For a whole year, I've been pretty haunted by my dad's death. Second-guessing everything, including whether we should have opted for surgery. I think my misgivings were caused by the fact that I was never there when the doctor spoke to the rest of the family.

So today, when [my son] had an appointment with the neurosurgeon who operated on him, I decided to ask for his opinion. I have to tell you what an exceptional guy Dr. Bellew is - intelligent and good at what he does, with an aura of calm assurance and an uncanny ability to connect with people.

I said, "Can I ask you an unrelated question?"

He said, "Sure."

So I explained the situation with my dad, and told him that what bothered me most was that in a life or death situation, my dad would have fought for my life, but I didn't feel I had fought for his. And do you know what his answer was? He said, "I can look at the films with you, and let you know what I think."

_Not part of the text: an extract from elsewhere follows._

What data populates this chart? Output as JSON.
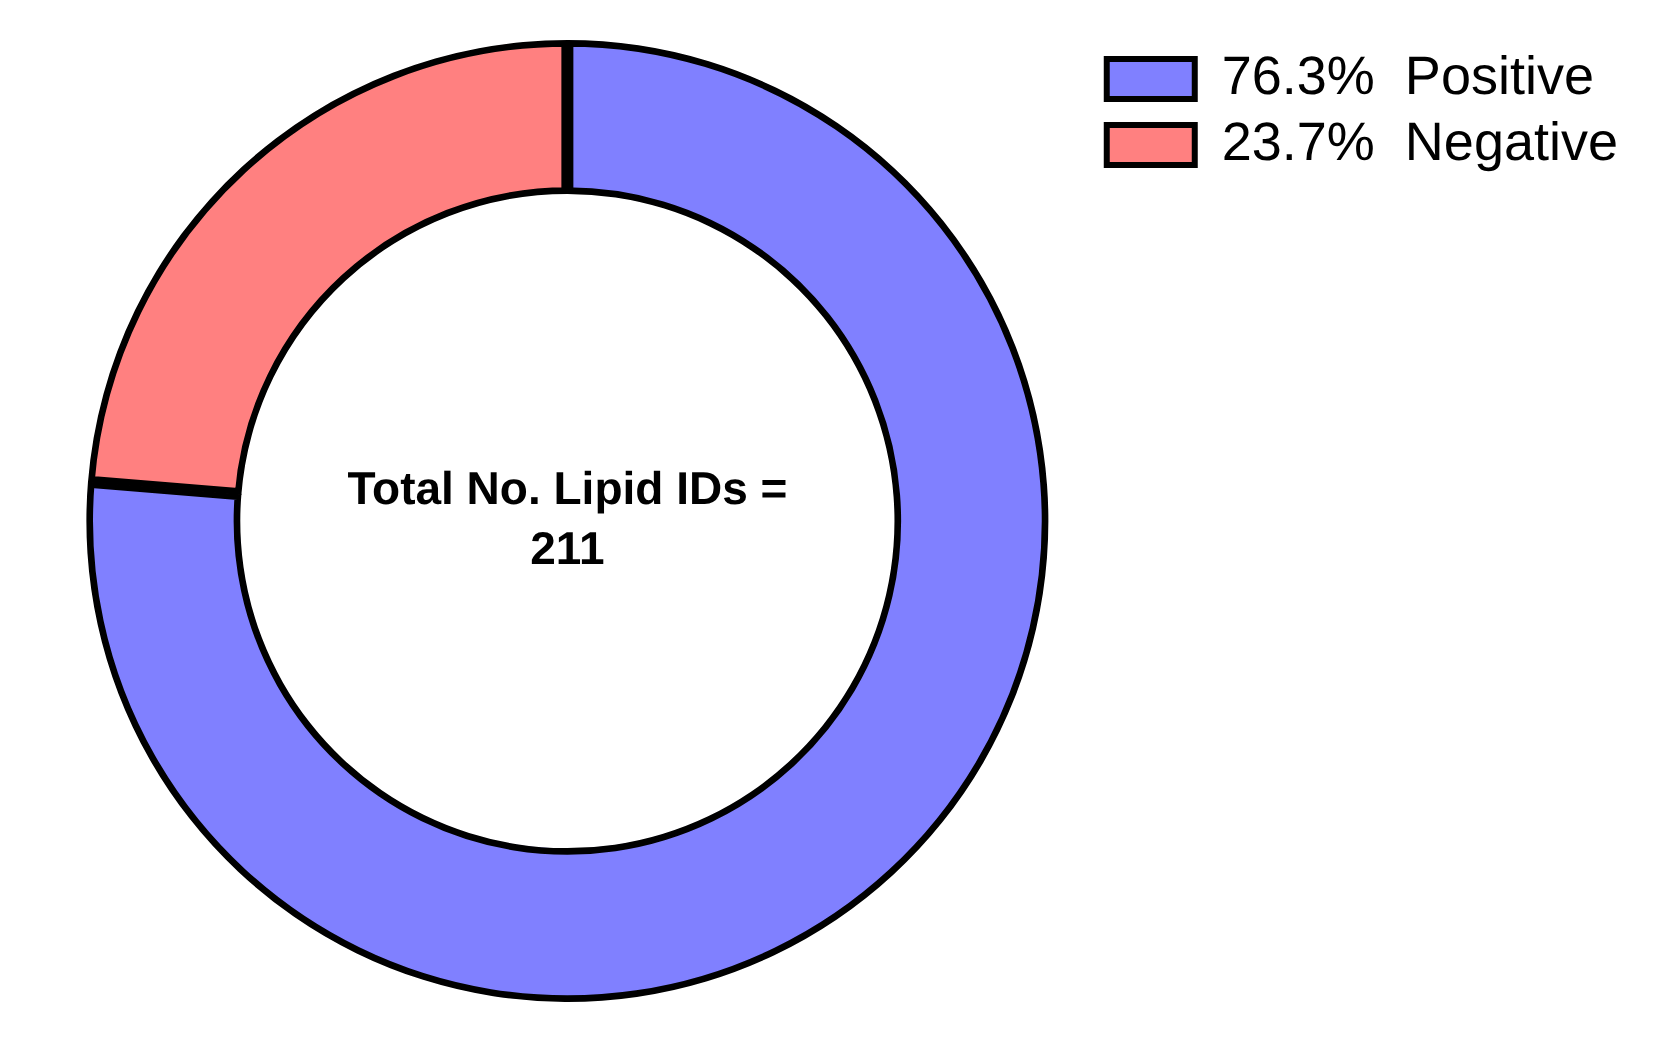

So he led me down corridors to a room with computers, where all the films are archived for who knows how long. He typed in my dad's name. Dad had a lot of films, some of them from years ago. It was like seeing some weird kind of history of his body. Dr. Bellew pulled up the CT scan - 2007/03/11, 16:36. It was pretty freaky - a year ago almost to the minute. He took me through the complete scan. Pointed out every detail, including the line that indicated pressure squeezing against the opposite hemisphere of the brain, and all the dark area which clearly indicated that my father would never, ever have been the same person, even with surgery.

That's how Dr. Bellew performed brain surgery on me today. Since I was sired by a guy from Missouri, I guess someone just had to 'show me.'

6 comments:

Urban Cynic said...

Thank you for sharing your story - I'm also glad having a choice of things to write about is helping.

Here are your 2 choices for today:

1) What was the worst present you ever received (yes, I know it's the thought that counts but you also know there was one!)
2) If could go back to any period in history - where would you go &why?

Propoquerian said...

what an incredible story. it really shows there is no right or wrong way to go about grief. some might have stopped you in your tracks and said "dont look at the slides!" because, by chance, you may have found yourself feeling much worse. but by chance, you ended up relieving yourself of possibly a lifetime of grief. what does this teach us? sometimes we should indulge our itching curiosities? i dont know that it teaches us anything. it was just a chance, but one i think you deserved :) thank you for sharing this

MauritaMason said...

UC, thank YOU! I think I'll do both.

Propoquerian, I'm all for indulging my itching curiosities - though it's somtimes gotten me into trouble! Thanks for reading.

Simon said...

I’m in agreement with Propoquerian on this. You regretted not being with your father when he died suddenly and unexpectedly: when my father died, seven years ago, I was living with him, and I can assure you that dying of a progressively deteriorating heart condition over a period of a year, and that left his almost bedridden for the last few weeks, was not a pleasant situation for him, for me, or for my mother. I’m very much someone who believes in quality of life being more important than longevity.

I suspect that people have a built-in tendency to feel guilt ‘by default’ in circumstances like yours. As you were luckily to discover, there is no reason to automatically assume that’s the case. I’m glad you resolved that.

countrygirl005 said...

I think I remember mom telling me about this, or maybe reading it somewhere, but thank you for sharing it again. I have been thinking of grandpa a lot lately. Especially when all of these great things are happening. I just want to share them with him, and show him my house and I really wished he could have been at my graduation. :( but I know he's been watching over all of us :)

Marie said...

WHOA. My dad passed away from skin cancer on March 14, 2007!